Comment by Y_Y
4 months ago
In my experience most English dialects don't have a better approximant for "voiceless uvular fricative" and so I don't think it's a terrible clwdge.
4 months ago
In my experience most English dialects don't have a better approximant for "voiceless uvular fricative" and so I don't think it's a terrible clwdge.
I'd expect English speakers to approximate it with /k/ in preference to /ʃ/. (That obviously can't be done when it's following a /t/, but in that case what I'd expect is to just elide the sound completely.)
I've been interested for a long time in the concept of speakers of different languages disagreeing on which sounds in one language match which sounds in the other language. I don't know of any examples, but do you think it's true that Welsh speakers find English /ʃ/ to be a better approximation of Welsh /χ/ than English /k/ is, while English speakers find /k/ to be a better approximation of Welsh /χ/ than /ʃ/ is?

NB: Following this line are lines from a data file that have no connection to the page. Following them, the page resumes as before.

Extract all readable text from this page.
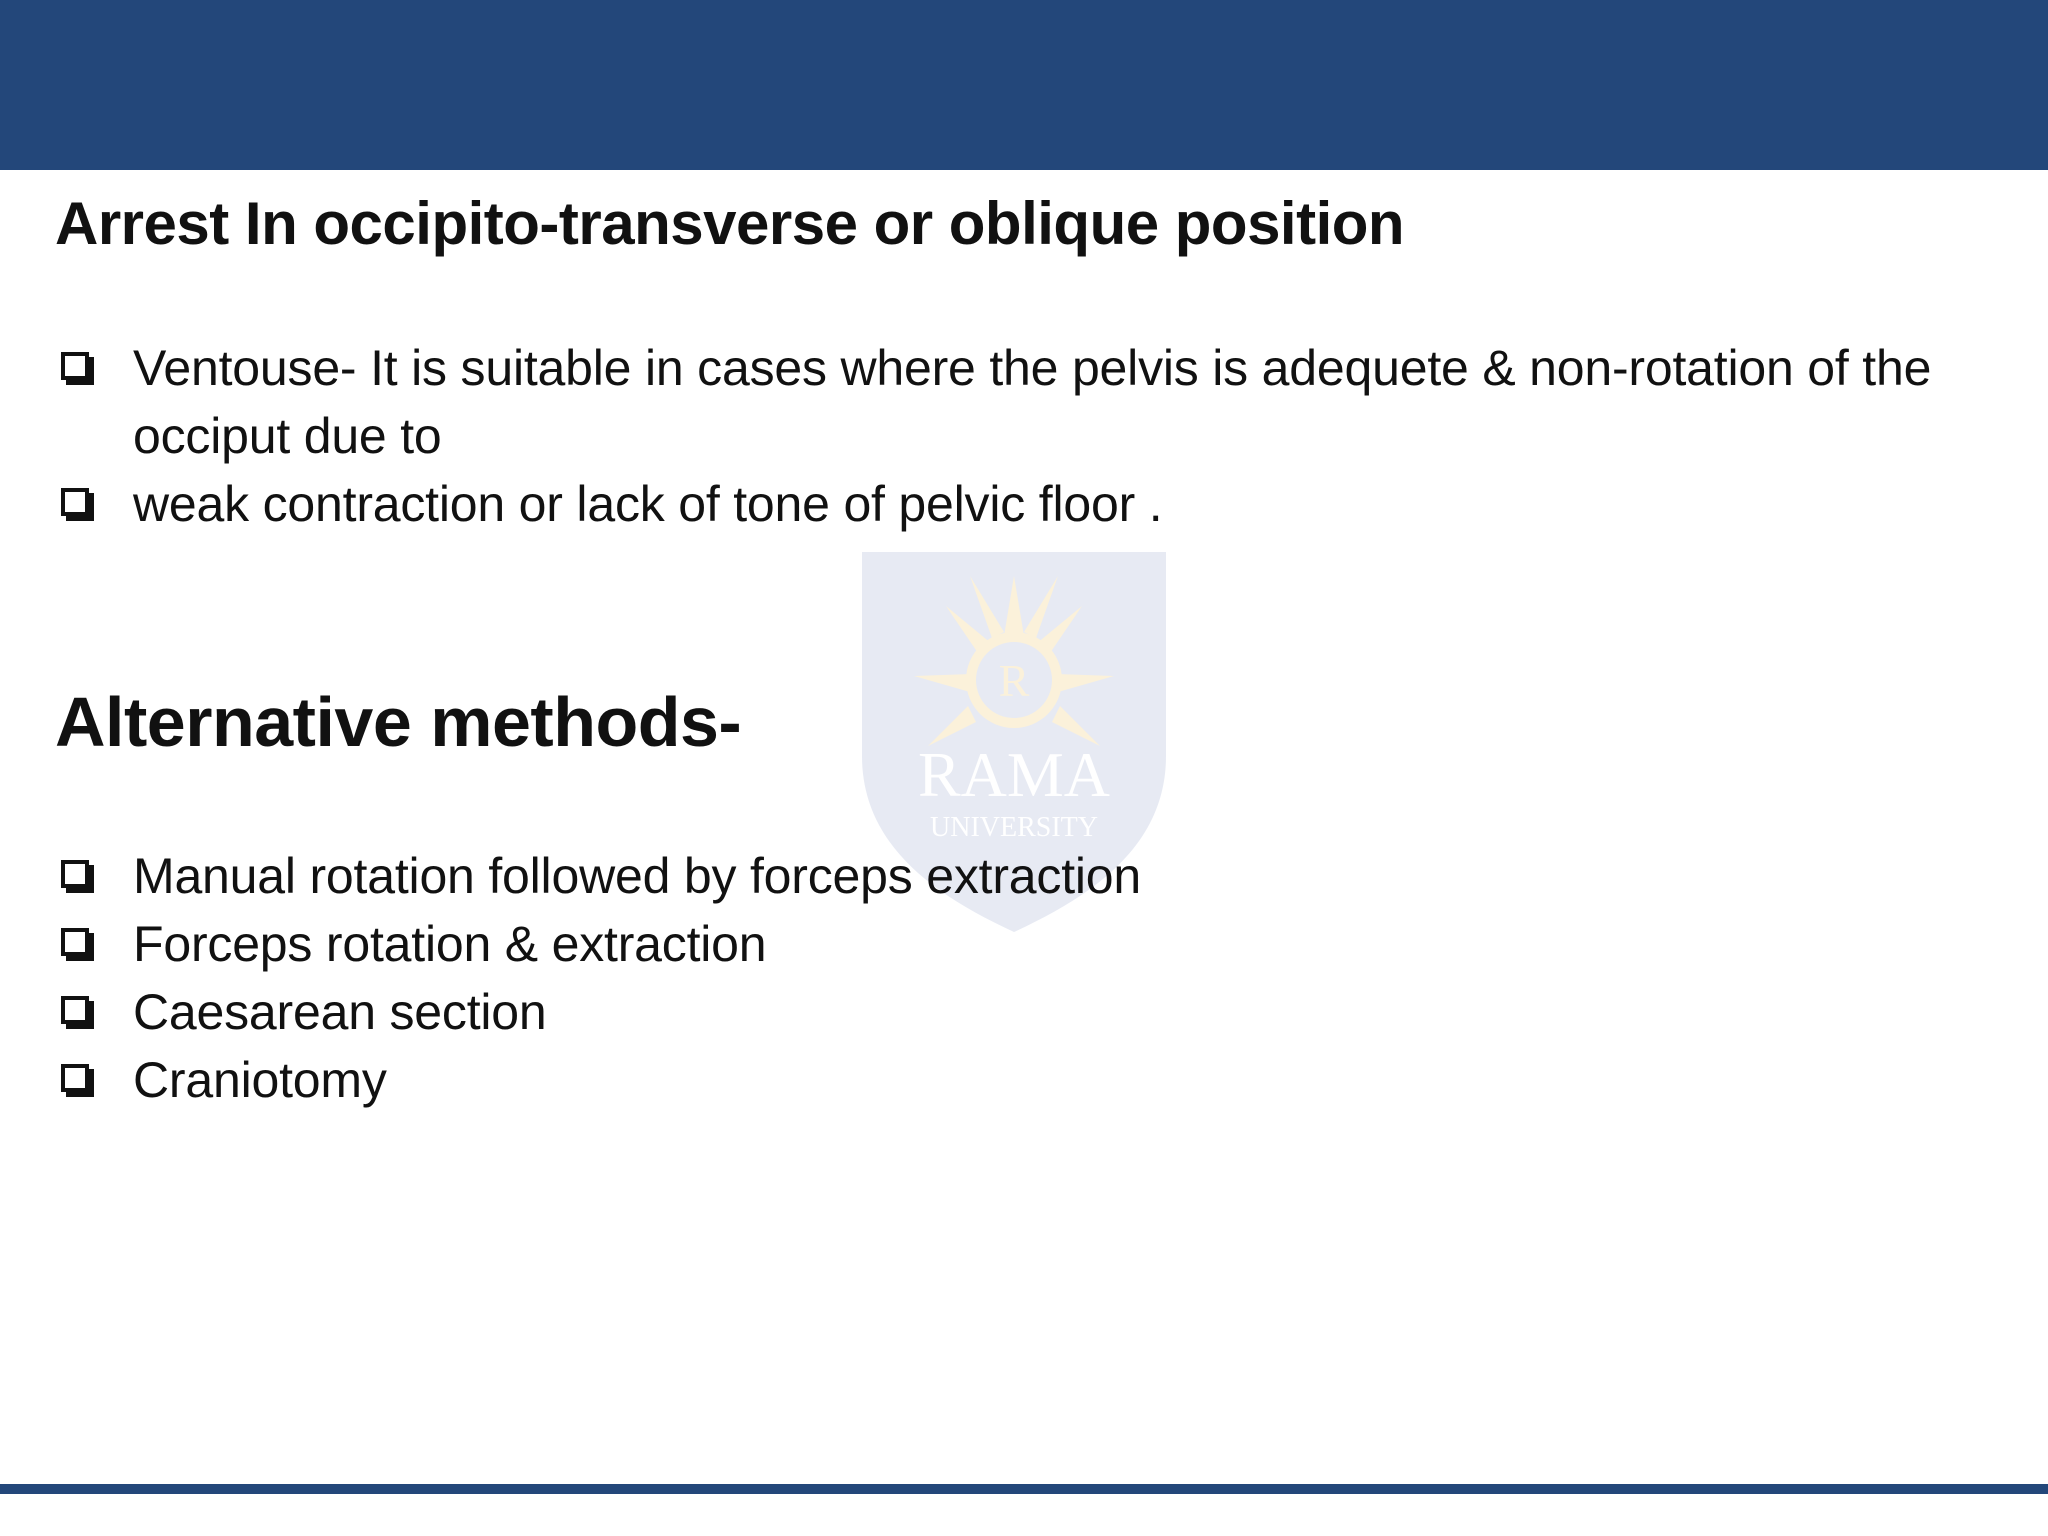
R
RAMA
UNIVERSITY
Arrest In occipito-transverse or oblique position
Ventouse- It is suitable in cases where the pelvis is adequete & non-rotation of the occiput due to
weak contraction or lack of tone of pelvic floor .
Alternative methods-
Manual rotation followed by forceps extraction
Forceps rotation & extraction
Caesarean section
Craniotomy
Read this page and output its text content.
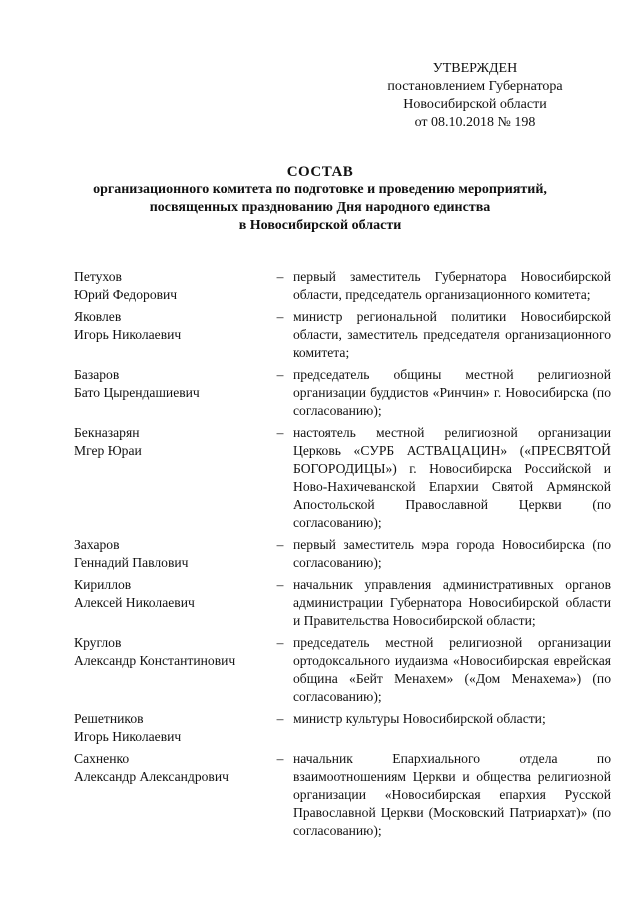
УТВЕРЖДЕН
постановлением Губернатора
Новосибирской области
от 08.10.2018 № 198
СОСТАВ
организационного комитета по подготовке и проведению мероприятий,
посвященных празднованию Дня народного единства
в Новосибирской области
Петухов
Юрий Федорович
– первый заместитель Губернатора Новосибирской области, председатель организационного комитета;
Яковлев
Игорь Николаевич
– министр региональной политики Новосибирской области, заместитель председателя организационного комитета;
Базаров
Бато Цырендашиевич
– председатель общины местной религиозной организации буддистов «Ринчин» г. Новосибирска (по согласованию);
Бекназарян
Мгер Юраи
– настоятель местной религиозной организации Церковь «СУРБ АСТВАЦАЦИН» («ПРЕСВЯТОЙ БОГОРОДИЦЫ») г. Новосибирска Российской и Ново-Нахичеванской Епархии Святой Армянской Апостольской Православной Церкви (по согласованию);
Захаров
Геннадий Павлович
– первый заместитель мэра города Новосибирска (по согласованию);
Кириллов
Алексей Николаевич
– начальник управления административных органов администрации Губернатора Новосибирской области и Правительства Новосибирской области;
Круглов
Александр Константинович
– председатель местной религиозной организации ортодоксального иудаизма «Новосибирская еврейская община «Бейт Менахем» («Дом Менахема») (по согласованию);
Решетников
Игорь Николаевич
– министр культуры Новосибирской области;
Сахненко
Александр Александрович
– начальник Епархиального отдела по взаимоотношениям Церкви и общества религиозной организации «Новосибирская епархия Русской Православной Церкви (Московский Патриархат)» (по согласованию);
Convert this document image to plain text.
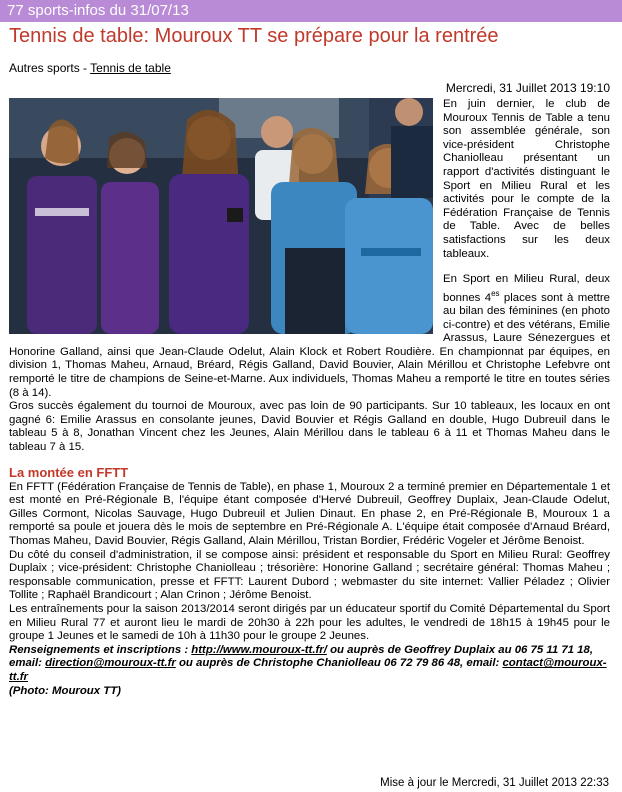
77 sports-infos du 31/07/13
Tennis de table: Mouroux TT se prépare pour la rentrée
Autres sports - Tennis de table
Mercredi, 31 Juillet 2013 19:10

En juin dernier, le club de Mouroux Tennis de Table a tenu son assemblée générale, son vice-président Christophe Chaniolleau présentant un rapport d'activités distinguant le Sport en Milieu Rural et les activités pour le compte de la Fédération Française de Tennis de Table. Avec de belles satisfactions sur les deux tableaux.

En Sport en Milieu Rural, deux bonnes $4^{es}$ places sont à mettre au bilan des féminines (en photo ci-contre) et des vétérans, Emilie Arassus, Laure Sénezergues et Honorine Galland, ainsi que Jean-Claude Odelut, Alain Klock et Robert Roudière. En championnat par équipes, en division 1, Thomas Maheu, Arnaud, Bréard, Régis Galland, David Bouvier, Alain Mérillou et Christophe Lefebvre ont remporté le titre de champions de Seine-et-Marne. Aux individuels, Thomas Maheu a remporté le titre en toutes séries (8 à 14).

Gros succès également du tournoi de Mouroux, avec pas loin de 90 participants. Sur 10 tableaux, les locaux en ont gagné 6: Emilie Arassus en consolante jeunes, David Bouvier et Régis Galland en double, Hugo Dubreuil dans le tableau 5 à 8, Jonathan Vincent chez les Jeunes, Alain Mérillou dans le tableau 6 à 11 et Thomas Maheu dans le tableau 7 à 15.

La montée en FFTT

En FFTT (Fédération Française de Tennis de Table), en phase 1, Mouroux 2 a terminé premier en Départementale 1 et est monté en Pré-Régionale B, l'équipe étant composée d'Hervé Dubreuil, Geoffrey Duplaix, Jean-Claude Odelut, Gilles Cormont, Nicolas Sauvage, Hugo Dubreuil et Julien Dinaut. En phase 2, en Pré-Régionale B, Mouroux 1 a remporté sa poule et jouera dès le mois de septembre en Pré-Régionale A. L'équipe était composée d'Arnaud Bréard, Thomas Maheu, David Bouvier, Régis Galland, Alain Mérillou, Tristan Bordier, Frédéric Vogeler et Jérôme Benoist.

Du côté du conseil d'administration, il se compose ainsi: président et responsable du Sport en Milieu Rural: Geoffrey Duplaix ; vice-président: Christophe Chaniolleau ; trésorière: Honorine Galland ; secrétaire général: Thomas Maheu ; responsable communication, presse et FFTT: Laurent Dubord ; webmaster du site internet: Vallier Péladez ; Olivier Tollite ; Raphaël Brandicourt ; Alan Crinon ; Jérôme Benoist.

Les entraînements pour la saison 2013/2014 seront dirigés par un éducateur sportif du Comité Départemental du Sport en Milieu Rural 77 et auront lieu le mardi de 20h30 à 22h pour les adultes, le vendredi de 18h15 à 19h45 pour le groupe 1 Jeunes et le samedi de 10h à 11h30 pour le groupe 2 Jeunes.

Renseignements et inscriptions : http://www.mouroux-tt.fr/ ou auprès de Geoffrey Duplaix au 06 75 11 71 18, email: direction@mouroux-tt.fr ou auprès de Christophe Chaniolleau 06 72 79 86 48, email: contact@mouroux-tt.fr

(Photo: Mouroux TT)

Mise à jour le Mercredi, 31 Juillet 2013 22:33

You pose a great question, perhaps complicated by the fact that pretty much Welsh speakers will also have more-or-less native English (if somewhat Cambricised).
Unfortunately I am merely a Q-Celt and not qualified to comment, though I'd love to see an answer from someone else.
I would venture that if there is a difference it may arise from the relative differences in phoneme classifcation that result from the mother tongue (c.f. linguistic relativity of colour perception). It might even be possible to divine some of those differences by looking at tables of regional accents like those you can find on Wikipedia/Wiktionary, e.g. https://en.wiktionary.org/wiki/Appendix:Welsh_pronunciation
I’ve sometimes wondered if there are any welsh speakers who don’t speak any English at all. My welsh father didn’t learn English until he was about 8, and his mother’s English was extremely rudimentary when she used to speak to me when I visited as a child. This is in a village near Caernarfon where really nobody speaks English on a day to day basis, everything is done in welsh. Naturally nowadays the younger generation is completely native-level in English, just strange to think about that even 70 years ago there were a lot of British people who couldn’t speak English.